患者さんは歯ブラシも丁寧で、お年の割に虫歯の経験はとても少ないです。日頃から顎の疲労感は自覚していたものの仕事の疲れと関連しているものと思い、改善できる問題とは考えていなかったそうです。
下前歯の並びが多少ねじれてますが、全体的に綺麗な歯並びと言えるでしょう(資料1〜3)。ただしかみ合わせをよくチェックすると、顎関節に対して負担を与えやすい決定的な接触が奥歯にありました(資料4〜7)。
黄丸の中の青いマークが、歯軋りを邪魔して筋肉の疲労の蓄積を激増させる極めて不良な歯の接触部位です。

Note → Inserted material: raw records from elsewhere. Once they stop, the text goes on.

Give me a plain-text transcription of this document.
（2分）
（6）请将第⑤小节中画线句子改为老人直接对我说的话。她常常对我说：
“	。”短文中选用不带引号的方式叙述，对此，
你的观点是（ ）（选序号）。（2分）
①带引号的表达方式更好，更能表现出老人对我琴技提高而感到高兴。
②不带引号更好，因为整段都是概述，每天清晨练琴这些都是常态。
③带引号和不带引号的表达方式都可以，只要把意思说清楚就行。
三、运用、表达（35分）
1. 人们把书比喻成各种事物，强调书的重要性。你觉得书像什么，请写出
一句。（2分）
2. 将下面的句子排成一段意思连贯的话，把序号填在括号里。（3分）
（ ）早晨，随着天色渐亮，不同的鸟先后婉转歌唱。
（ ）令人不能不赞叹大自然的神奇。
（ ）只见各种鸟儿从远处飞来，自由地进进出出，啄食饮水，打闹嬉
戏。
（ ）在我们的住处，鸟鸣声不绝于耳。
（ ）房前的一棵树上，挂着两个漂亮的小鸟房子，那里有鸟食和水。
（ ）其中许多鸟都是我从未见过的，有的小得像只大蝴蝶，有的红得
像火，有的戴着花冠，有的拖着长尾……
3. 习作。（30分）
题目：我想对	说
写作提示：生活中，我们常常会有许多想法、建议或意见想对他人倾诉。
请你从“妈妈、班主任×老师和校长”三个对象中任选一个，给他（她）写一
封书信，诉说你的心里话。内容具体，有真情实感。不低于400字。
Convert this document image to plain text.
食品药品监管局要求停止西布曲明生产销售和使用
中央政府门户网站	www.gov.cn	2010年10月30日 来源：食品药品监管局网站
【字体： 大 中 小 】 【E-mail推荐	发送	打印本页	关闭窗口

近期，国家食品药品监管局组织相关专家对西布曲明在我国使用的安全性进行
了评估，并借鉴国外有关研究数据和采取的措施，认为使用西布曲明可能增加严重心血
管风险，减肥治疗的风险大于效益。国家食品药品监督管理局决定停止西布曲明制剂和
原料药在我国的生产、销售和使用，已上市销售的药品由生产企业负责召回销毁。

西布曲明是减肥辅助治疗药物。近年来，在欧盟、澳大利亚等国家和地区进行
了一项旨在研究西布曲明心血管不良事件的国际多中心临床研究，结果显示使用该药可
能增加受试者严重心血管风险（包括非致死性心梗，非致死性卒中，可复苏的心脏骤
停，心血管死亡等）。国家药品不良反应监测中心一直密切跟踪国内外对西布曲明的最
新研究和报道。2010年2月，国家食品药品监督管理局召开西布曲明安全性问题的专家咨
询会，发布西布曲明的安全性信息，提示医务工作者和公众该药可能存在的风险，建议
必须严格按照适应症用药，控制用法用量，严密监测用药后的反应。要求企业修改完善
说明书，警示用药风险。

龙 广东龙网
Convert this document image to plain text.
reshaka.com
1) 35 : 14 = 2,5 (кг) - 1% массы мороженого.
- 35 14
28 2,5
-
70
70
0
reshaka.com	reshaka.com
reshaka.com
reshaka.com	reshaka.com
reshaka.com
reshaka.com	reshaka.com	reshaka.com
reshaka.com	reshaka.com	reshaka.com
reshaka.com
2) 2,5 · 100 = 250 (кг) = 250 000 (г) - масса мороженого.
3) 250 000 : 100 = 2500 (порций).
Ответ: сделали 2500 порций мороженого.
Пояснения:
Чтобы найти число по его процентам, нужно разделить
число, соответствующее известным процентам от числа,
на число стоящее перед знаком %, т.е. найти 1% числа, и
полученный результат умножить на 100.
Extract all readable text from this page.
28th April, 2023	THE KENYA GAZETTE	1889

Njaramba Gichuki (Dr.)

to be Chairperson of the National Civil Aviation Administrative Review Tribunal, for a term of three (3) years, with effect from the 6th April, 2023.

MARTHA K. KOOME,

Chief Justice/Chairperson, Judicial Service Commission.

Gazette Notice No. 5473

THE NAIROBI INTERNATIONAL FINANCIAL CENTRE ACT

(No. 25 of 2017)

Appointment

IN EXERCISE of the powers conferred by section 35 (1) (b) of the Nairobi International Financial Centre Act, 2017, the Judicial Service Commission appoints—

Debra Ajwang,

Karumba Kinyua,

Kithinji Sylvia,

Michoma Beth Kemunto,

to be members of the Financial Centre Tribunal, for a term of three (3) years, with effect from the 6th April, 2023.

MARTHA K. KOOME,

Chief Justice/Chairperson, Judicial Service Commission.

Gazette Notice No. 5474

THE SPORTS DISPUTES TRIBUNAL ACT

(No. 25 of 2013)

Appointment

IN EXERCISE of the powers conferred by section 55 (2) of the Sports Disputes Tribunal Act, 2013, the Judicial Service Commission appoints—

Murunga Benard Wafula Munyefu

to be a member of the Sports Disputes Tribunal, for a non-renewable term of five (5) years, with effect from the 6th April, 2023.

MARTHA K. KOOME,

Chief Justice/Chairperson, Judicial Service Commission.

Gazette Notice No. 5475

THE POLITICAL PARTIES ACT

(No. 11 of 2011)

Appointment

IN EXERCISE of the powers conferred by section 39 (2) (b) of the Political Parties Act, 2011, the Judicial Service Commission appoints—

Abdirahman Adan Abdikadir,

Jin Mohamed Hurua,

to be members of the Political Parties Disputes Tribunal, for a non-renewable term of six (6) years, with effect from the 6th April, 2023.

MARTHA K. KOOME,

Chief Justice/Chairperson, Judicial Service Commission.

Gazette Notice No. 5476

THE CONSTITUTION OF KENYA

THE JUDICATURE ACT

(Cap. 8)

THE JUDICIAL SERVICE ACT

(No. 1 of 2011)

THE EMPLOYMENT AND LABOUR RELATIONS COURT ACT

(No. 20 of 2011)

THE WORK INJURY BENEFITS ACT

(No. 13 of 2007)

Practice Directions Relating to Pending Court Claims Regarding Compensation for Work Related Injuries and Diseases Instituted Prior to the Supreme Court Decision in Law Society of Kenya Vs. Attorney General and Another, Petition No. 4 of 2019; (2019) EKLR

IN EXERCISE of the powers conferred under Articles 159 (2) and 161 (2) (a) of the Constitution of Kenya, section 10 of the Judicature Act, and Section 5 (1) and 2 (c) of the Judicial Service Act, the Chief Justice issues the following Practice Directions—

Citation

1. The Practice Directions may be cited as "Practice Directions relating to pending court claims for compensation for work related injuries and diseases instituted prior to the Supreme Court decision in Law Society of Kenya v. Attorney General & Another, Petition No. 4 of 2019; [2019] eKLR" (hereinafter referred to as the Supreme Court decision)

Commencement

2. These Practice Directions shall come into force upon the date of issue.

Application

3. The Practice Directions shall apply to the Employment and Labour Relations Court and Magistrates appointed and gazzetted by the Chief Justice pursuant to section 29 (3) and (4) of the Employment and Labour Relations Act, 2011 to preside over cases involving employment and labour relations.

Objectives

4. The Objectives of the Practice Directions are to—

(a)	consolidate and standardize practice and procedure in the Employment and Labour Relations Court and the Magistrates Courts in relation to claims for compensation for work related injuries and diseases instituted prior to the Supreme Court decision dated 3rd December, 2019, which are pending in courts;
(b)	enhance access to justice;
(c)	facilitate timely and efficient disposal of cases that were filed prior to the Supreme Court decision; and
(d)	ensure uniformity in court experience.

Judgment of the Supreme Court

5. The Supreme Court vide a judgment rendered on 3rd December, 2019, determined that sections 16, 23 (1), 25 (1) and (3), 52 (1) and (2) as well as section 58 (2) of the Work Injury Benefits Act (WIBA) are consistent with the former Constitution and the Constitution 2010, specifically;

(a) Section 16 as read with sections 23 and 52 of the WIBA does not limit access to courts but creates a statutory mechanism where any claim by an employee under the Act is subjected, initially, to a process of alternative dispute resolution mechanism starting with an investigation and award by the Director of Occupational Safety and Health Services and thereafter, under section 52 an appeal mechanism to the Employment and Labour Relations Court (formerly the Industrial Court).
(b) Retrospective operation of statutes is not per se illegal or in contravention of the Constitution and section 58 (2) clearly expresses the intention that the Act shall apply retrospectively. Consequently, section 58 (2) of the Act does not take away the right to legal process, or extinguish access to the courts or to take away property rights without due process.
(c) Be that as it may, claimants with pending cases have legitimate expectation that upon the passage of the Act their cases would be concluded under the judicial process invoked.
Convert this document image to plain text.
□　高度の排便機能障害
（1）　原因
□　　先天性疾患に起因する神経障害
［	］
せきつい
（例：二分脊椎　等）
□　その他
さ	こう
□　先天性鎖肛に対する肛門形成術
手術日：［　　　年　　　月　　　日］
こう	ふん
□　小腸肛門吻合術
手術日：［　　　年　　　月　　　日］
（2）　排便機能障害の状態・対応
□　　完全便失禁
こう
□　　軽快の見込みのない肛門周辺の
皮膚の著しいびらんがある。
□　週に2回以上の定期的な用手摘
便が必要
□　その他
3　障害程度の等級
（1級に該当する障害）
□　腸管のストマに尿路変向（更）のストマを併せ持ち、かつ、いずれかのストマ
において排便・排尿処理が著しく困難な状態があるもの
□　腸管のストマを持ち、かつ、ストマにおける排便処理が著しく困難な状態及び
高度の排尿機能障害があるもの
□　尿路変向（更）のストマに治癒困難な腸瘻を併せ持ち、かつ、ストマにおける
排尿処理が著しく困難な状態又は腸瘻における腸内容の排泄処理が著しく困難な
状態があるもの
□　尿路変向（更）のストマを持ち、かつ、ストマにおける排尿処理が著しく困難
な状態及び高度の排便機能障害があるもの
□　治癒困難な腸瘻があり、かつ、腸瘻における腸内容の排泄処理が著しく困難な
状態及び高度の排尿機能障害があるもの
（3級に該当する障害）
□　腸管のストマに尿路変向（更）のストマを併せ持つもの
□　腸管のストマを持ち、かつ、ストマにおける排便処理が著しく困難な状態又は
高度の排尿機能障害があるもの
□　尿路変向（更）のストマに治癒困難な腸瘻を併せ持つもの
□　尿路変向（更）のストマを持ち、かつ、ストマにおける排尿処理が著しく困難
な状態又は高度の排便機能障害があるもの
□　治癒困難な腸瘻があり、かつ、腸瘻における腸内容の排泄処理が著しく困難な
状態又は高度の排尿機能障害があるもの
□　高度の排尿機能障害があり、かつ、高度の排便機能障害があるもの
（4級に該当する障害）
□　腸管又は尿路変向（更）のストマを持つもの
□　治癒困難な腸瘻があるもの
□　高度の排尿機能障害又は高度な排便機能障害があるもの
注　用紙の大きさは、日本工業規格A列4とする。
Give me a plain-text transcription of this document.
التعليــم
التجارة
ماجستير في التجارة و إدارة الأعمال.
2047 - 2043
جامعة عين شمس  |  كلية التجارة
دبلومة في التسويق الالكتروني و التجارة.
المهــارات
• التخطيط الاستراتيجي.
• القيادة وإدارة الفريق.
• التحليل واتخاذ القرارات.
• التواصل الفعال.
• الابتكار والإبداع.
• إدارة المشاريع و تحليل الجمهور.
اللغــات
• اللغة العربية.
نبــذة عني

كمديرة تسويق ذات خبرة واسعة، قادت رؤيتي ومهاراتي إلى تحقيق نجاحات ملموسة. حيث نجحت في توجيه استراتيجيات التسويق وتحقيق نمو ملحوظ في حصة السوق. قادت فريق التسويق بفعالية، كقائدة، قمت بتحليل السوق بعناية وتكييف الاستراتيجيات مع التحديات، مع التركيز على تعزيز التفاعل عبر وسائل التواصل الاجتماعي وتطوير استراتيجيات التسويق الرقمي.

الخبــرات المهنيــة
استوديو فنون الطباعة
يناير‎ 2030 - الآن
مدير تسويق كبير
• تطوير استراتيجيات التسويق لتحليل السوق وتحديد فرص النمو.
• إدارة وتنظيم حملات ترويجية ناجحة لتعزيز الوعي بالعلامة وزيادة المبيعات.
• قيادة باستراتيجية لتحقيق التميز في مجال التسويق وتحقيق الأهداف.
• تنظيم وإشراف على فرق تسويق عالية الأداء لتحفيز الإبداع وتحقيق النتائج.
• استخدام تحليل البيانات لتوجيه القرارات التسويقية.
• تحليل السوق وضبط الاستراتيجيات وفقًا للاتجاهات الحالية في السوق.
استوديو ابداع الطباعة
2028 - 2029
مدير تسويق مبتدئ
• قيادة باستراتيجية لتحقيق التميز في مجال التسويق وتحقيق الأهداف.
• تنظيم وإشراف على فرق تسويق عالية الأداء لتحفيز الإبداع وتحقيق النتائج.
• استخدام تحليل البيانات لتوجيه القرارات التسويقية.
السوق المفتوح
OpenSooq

噛み癖は左だそうですが、右で食物をの噛みにくい理由は、資料5の黄丸 a の接触があることが最大の原因でしょう。左右の筋肉バランスが崩れを他の筋肉が補おうとして、結果的に首方周囲の筋肉にまで余分な疲労が蓄積しているということが想像できます。
調整後の記録が資料8〜11です。筋肉の疲労が溜まりにくくなるように青くマークされていた不良な接触を削除しました(黄丸)。それだけではなく、さらに噛みやすくなるように、上下の奥歯ができる限り点で接触するように、精密な調整を行いました。
調整前の咀嚼運動の顎の動きです。資料12において、緑のラインが右咀嚼ですが、右から左に円を描くような動きを示します。青のラインが左咀嚼です。左右の咀嚼運動の動きを重ねると、極端にハの字に広がっている運動ラインだということがわかります。
資料12 調整前の顎の動き
かみ合わせの調整で顎がスムーズに動くようになりました。それまでの右咀嚼(緑ライン)は円を描くような動きでしたが、資料13を見ると明らかに縦に噛む動きに変化しています。機能が改善したと言えるでしょう。左咀嚼の動き(青ライン)もほぼ対称的な動きになりました。
資料13 調整後の顎の動き
この方は比較的まとまるのが早く、治療時間は通常よりも短くてすみました。